The European Parliament is pushing for a directive to protect public sectors like utilities from foreign buyers. In a reference to Gazprom, EU Single Market Commissioner Charlie McCreevy said last month that he did not see any difference between a state-owned enterprise and a sovereign wealth fund, Britain's Guardian reported.

"The guiding principle is not to bar investment but to enhance transparency," Quisthoudt-Rowohl said, adding that European laws are quite moderate in comparison with those in the United States.

Her comments were echoed by Richard Nowinski, a London-based barrister and experienced international lawyer. "The law proposed by the Duma is not exceptional and generally consistent with international law," he said by telephone.

"This is less an attempt to prevent investment and more one to regulate it," Nowinski said.

The difficulty, he said, lies in the complexity of defining the width of each strategic sector. "This will be an administrative challenge," he said.

The Duma legislation was recently extended to include 43 strategic sectors. The inclusion of telecoms, fishing, publishing and the Internet has raised concerns that the definition of what is strategic is being stretched too far.

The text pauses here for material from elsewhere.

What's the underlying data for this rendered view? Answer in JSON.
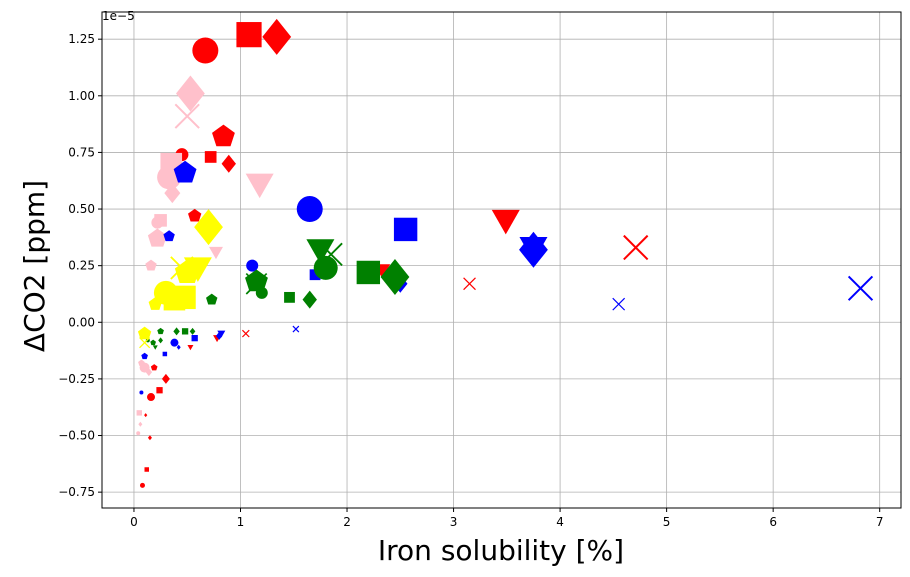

Nowinski played down such fears, arguing that Western countries also frequently worried about their national champions ending up in foreign hands. He recalled the outcry in France in 2005 when rumors emerged that U.S. food giant PepsiCo wanted to take over local dairy producer Danone.

Although PepsiCo's ambitions were never officially acknowledged, the affair triggered the French strategic sectors bill, dubbed the Danone law. "You could say that France declared yogurt a strategic industry," Nowinski said.

Dorothea Sch?fer, a financial-markets analyst with the German Institute for Economic Research, said European fears were partly justified because sovereign funds have expanded worldwide, and Gazprom has openly used its monopoly power in recent price disputes with Ukraine and Belarus. "There is concern that its market power will be strengthened," she said.

Sch?fer offered a different solution: Instead of barring investors, they should be required to put their money in private equity funds. "By forcing investment into an intermediary institution, it gets more difficult to exert direct leverage," she said.

She added, however, that the principle of reciprocity must be observed: "If [German energy giant] E.On can buy a Russian utility, then Russian energy firms must be able to do the same," she said.

E.On last October bought generating company OGK-4 for $6 billion.

But even if reciprocity is achieved, Russian business is facing image problems in the West that, by all accounts, are not matched by the image of Western investors in Russia. "There is endless prejudice here. People think that Russians always have coffers full of dirty money," said Dimitry Pilschikov, a Russian-born lawyer based in Augsburg, Germany, who advises fellow countrymen wishing to buy company assets.

Investors should expect "a thousand suspicious questions" to be asked both by authorities and prospective partners, he said.